AÇÃO DECLARATÓRIA DE INEXISTÊNCIA DE DÉBITO C/C REPETIÇÃO DO INDÉBITO COM PEDIDO DE ANTECIPAÇÃO DA TUTELA E REPARAÇÃO DOS DANOS MORAIS.
PRELIMINAR DE INCOMPETÊNCIA DOS JUIZADOS ESPECIAIS E PREJUDICIAL DE DECADÊNCIA RECHAÇADAS.
PRESCRIÇÃO QUINQUENAL PARCIALMENTE RECONHECIDA.
MÉRITO.
EMPRÉSTIMO CONSIGNADO.
DESCONTOS INDEVIDOS EM BENEFÍCIO PREVIDENCIÁRIO.
SENTENÇA DE PROCEDÊNCIA.
RECURSO DO BANCO.
PARTE AUTORA ANALFABETA.
INSTRUMENTO CONTRATUAL APRESENTADO PELA INSTITUIÇÃO FINANCEIRA SEM ASSINATURA A ROGO E SUBSCRITO POR APENAS UMA TESTEMUNHA.
VIOLAÇÃO AO ART. 595 DO CC.
RESPONSABILIDADE OBJETIVA DO BANCO.
REPETIÇÃO DO INDÉBITO EM DOBRO NA SENTENÇA.
REFORMA.
DEVOLUÇÃO INTEGRALMENTE NA FORMA SIMPLES, EM ATENÇÃO AO EARESP 676.608/RS.
DANO MORAL CARACTERIZADO.
RECURSO CONHECIDO E PROVIDO PARCIALMENTE.
SENTENÇA REFORMADA. 01.
LUZIA PEREIRA DOS SANTOS ingressou com AÇÃO DECLARATÓRIA DE INEXISTÊNCIA DE DÉBITO C/C REPETIÇÃO DO INDÉBITO COM PEDIDO DE ANTECIPAÇÃO DA TUTELA E REPARAÇÃO DOS DANOS MORAIS em desfavor do BANCO VOTORANTIM S/A, alegando a recorrida em sua peça inicial, que ao se dirigir a uma agência do INSS foi informada que havia sido realizado o contrato de empréstimo consignado nº 197648287 junto a instituição financeira promovida, no valor de R$ 3.000,00 (três mil reais), o qual foi pago em 60 parcelas de R$ 95,22 (noventa e cinco reais e vinte e dois centavos) e, segundo aduz, não foi por ela celebrado. 02.
Arguindo fraude em tal contratação, pugna a recorrida em sua peça inicial pela declaração de inexistência dos descontos impugnados, pela repetição do indébito na forma dobrada, além de indenização por danos morais. 03.

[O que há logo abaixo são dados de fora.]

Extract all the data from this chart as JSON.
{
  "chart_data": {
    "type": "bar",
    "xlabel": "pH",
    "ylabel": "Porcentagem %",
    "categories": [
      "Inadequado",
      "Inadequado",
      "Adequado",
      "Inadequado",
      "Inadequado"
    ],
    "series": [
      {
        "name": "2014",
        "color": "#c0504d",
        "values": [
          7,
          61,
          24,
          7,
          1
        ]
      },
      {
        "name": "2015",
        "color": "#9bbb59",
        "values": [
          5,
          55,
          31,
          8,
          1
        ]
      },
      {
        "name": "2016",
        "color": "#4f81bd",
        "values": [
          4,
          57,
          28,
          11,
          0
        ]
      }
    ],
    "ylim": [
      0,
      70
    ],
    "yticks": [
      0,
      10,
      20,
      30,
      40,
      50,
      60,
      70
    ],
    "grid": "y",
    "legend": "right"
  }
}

Em sede de contestação (id 12391292 a 12391303), a instituição financeira recorrente suscita preliminares e prejudicial de mérito da prescrição e no tocante ao mérito pugna, em suma, pela total improcedência da demanda ante a inexistência de falha na prestação do serviço, realizado em atenção aos ditames legais e mediante ciência e concordância da promovente, tendo sido o valor mutuado devidamente disponibilizado em sua conta corrente, não havendo que se falar em cabimento de danos materiais ou morais indenizáveis. 04.

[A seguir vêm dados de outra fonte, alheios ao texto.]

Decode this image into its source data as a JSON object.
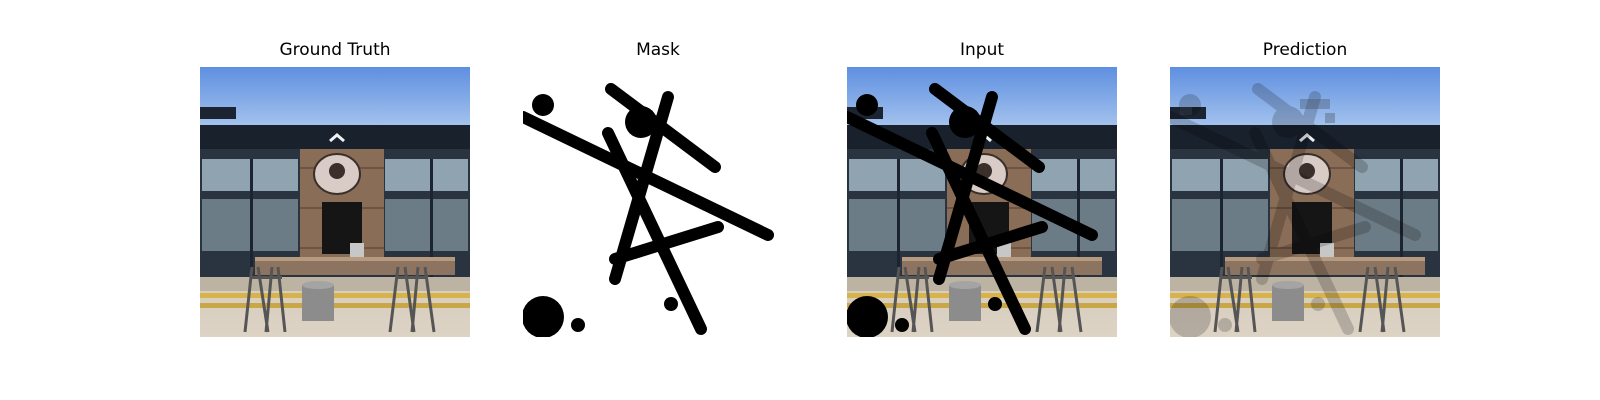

Em sentença (id 12391368), o douto juízo de piso julgou procedentes os pedidos lançados na peça inicial, para: a) DECLARAR a nulidade/inexistência do contrato de empréstimo consignado nº 197648287; b) CONDENAR o promovido à restituição, em dobro, do indébito; e c) CONDENAR o réu a pagar o montante de R$ 2.000,00 (dois mil reais) a título de danos morais. 05.
Recurso Inominado (id 12391390) interposto pela promovida para reformar a sentença prolatada a fim de julgar integralmente improcedentes os pleitos autorais, suscitando a preliminar de incompetência dos Juizados Especiais a preliminar de incompetência dos juizados especiais para julgar a lide, em razão da sua complexidade, bem como as prejudiciais de decadência e prescrição e, no mérito, aduzindo a existência e validade da contratação realizada com pessoa analfabeta, pois a autora tomou ciência dos termos da contratação, tendo anuído com eles expressamente.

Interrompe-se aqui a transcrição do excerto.